Esto dicho, le sobrevino un terrible desmayo, y se dejó caer tan junto de Leonora, que se juntaron los rostros: ¡estraño y triste espectáculo para los padres, que a su querida hija y a su amado yerno miraban! No quiso la mala dueña esperar a las reprehensiones que pensó le darían los padres de su señora; y así, se salió del aposento y fue a decir a Loaysa todo lo que pasaba, aconsejándole que luego al punto se fuese de aquella casa, que ella tendría cuidado de avisarle con el negro lo que sucediese, pues ya no había puertas ni llaves que lo impidiesen. Admiróse Loaysa con tales nuevas, y, tomando el consejo, volvió a vestirse como pobre, y fuese a dar cuenta a sus amigos del estraño y nunca visto suceso de sus amores.

En tanto, pues, que los dos estaban transportados, el padre de Leonora envió a llamar a un escribano amigo suyo, el cual vino a tiempo que ya habían vuelto hija y yerno en su acuerdo. Hizo Carrizales su testamento en la manera que había dicho, sin declarar el yerro de Leonora, más de que por buenos respectos le pedía y rogaba se casase, si acaso él muriese, con aquel mancebo que él la había dicho en secreto. Cuando esto oyó Leonora, se arrojó a los pies de su marido y, saltándole el corazón en el pecho, le dijo:

-Vivid vos muchos años, mi señor y mi bien todo, que, puesto caso que no estáis obligado a creerme ninguna cosa de las que os dijere, sabed que no os he ofendido sino con el pensamiento.

Y, comenzando a disculparse y a contar por extenso la verdad del caso, no pudo mover la lengua y volvió a desmayarse. Abrazóla así desmayada el lastimado viejo; abrazáronla sus padres; lloraron todos tan amargamente, que obligaron y aun forzaron a que en ellas les acompañase el escribano que hacía el testamento, en el cual dejó de comer a todas las criadas de casa, horras las esclavas y el negro, y a la falsa de Marialonso no le mandó otra cosa que la paga de su salario; mas, sea lo que fuere, el dolor le apretó de manera que al seteno día le llevaron a la sepultura.

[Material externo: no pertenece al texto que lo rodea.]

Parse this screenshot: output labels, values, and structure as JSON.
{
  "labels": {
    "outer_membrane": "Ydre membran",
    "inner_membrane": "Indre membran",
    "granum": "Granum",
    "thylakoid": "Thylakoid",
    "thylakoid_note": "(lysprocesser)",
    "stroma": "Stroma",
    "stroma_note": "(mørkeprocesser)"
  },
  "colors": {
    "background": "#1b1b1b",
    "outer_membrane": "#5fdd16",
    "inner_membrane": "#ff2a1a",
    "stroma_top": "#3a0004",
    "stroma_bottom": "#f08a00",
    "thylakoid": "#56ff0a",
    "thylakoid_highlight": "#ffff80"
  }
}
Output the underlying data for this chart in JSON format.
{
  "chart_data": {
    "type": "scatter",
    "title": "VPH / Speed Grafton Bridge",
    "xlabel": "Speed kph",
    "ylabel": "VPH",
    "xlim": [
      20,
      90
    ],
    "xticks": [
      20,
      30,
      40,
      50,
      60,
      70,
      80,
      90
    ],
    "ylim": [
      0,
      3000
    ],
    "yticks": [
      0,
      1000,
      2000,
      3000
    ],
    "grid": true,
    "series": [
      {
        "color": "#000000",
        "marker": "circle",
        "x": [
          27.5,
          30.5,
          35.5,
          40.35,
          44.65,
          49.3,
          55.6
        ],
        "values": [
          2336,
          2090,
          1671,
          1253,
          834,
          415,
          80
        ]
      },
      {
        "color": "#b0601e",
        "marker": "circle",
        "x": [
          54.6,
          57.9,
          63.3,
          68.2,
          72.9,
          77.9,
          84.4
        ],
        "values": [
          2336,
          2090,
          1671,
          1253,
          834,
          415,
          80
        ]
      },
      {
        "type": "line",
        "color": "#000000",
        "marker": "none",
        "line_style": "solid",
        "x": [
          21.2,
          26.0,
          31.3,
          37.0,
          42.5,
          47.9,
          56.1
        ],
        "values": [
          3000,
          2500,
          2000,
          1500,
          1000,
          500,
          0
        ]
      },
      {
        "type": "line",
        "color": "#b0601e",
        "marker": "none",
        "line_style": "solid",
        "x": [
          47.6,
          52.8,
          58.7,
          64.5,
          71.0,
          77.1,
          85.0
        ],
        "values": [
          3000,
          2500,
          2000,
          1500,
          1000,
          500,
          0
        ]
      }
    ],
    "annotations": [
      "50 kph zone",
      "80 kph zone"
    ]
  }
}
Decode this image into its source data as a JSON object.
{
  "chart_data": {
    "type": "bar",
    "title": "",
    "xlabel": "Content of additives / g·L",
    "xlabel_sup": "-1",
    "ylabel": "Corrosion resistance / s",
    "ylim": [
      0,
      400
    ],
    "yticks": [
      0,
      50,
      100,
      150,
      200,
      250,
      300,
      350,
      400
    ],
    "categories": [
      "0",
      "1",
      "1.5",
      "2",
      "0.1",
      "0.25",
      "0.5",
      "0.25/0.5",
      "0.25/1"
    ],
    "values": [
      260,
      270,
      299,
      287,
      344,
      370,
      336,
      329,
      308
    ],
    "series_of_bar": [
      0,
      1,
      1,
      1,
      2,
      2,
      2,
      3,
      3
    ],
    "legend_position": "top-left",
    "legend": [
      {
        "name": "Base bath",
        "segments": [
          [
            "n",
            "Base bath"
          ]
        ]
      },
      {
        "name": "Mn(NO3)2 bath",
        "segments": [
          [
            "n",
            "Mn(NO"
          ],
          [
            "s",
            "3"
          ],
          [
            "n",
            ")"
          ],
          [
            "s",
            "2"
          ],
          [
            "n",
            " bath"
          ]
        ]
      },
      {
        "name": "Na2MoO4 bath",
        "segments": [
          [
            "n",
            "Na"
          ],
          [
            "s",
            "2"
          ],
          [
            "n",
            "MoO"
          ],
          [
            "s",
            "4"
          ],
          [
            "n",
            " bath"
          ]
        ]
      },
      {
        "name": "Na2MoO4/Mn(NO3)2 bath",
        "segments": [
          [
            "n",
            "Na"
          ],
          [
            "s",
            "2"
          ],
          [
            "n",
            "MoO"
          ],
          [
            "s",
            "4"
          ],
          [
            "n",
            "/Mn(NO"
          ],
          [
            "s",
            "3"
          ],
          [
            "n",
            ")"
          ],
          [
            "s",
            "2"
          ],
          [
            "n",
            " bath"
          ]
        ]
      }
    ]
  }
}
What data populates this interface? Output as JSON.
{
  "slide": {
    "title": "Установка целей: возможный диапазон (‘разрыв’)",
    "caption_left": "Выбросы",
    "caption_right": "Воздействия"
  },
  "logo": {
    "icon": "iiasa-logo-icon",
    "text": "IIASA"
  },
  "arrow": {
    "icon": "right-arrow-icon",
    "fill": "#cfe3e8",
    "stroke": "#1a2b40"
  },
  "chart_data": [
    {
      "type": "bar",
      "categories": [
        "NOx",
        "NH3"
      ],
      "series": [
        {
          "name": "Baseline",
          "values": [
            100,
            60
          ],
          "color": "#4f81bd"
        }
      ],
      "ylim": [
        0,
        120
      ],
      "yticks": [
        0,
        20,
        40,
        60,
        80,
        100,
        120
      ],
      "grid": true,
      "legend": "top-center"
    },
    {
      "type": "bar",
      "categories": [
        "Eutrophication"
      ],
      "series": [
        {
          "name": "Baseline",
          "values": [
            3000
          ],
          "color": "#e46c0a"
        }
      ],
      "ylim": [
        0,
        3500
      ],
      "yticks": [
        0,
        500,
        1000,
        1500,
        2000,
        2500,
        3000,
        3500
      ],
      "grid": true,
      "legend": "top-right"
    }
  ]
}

Quedó Leonora viuda, llorosa y rica; y cuando Loaysa esperaba que cumpliese lo que ya él sabía que su marido en su testamento dejaba mandado, vio que dentro de una semana se entró monja en uno de los más recogidos monasterios de la ciudad. Él, despechado y casi corrido, se pasó a las Indias. Quedaron los padres de Leonora tristísimos, aunque se consolaron con lo que su yerno les había dejado y mandado por su testamento. Las criadas se consolaron con lo mismo, y las esclavas y esclavo con la libertad; y la malvada de la dueña, pobre y defraudada de todos sus malos pensamientos.

Y yo quedé con el deseo de llegar al fin deste suceso: ejemplo y espejo de lo poco que hay que fiar de llaves, tornos y paredes cuando queda la voluntad libre; y de lo menos que hay que confiar de verdes y pocos años, si les andan al oído exhortaciones destas dueñas de monjil negro y tendido, y tocas blancas y luengas. Sólo no sé qué fue la causa que Leonora no puso más ahínco en desculparse, y dar a entender a su celoso marido cuán limpia y sin ofensa había quedado en aquel suceso; pero la turbación le ató la lengua, y la priesa que se dio a morir su marido no dio lugar a su disculpa.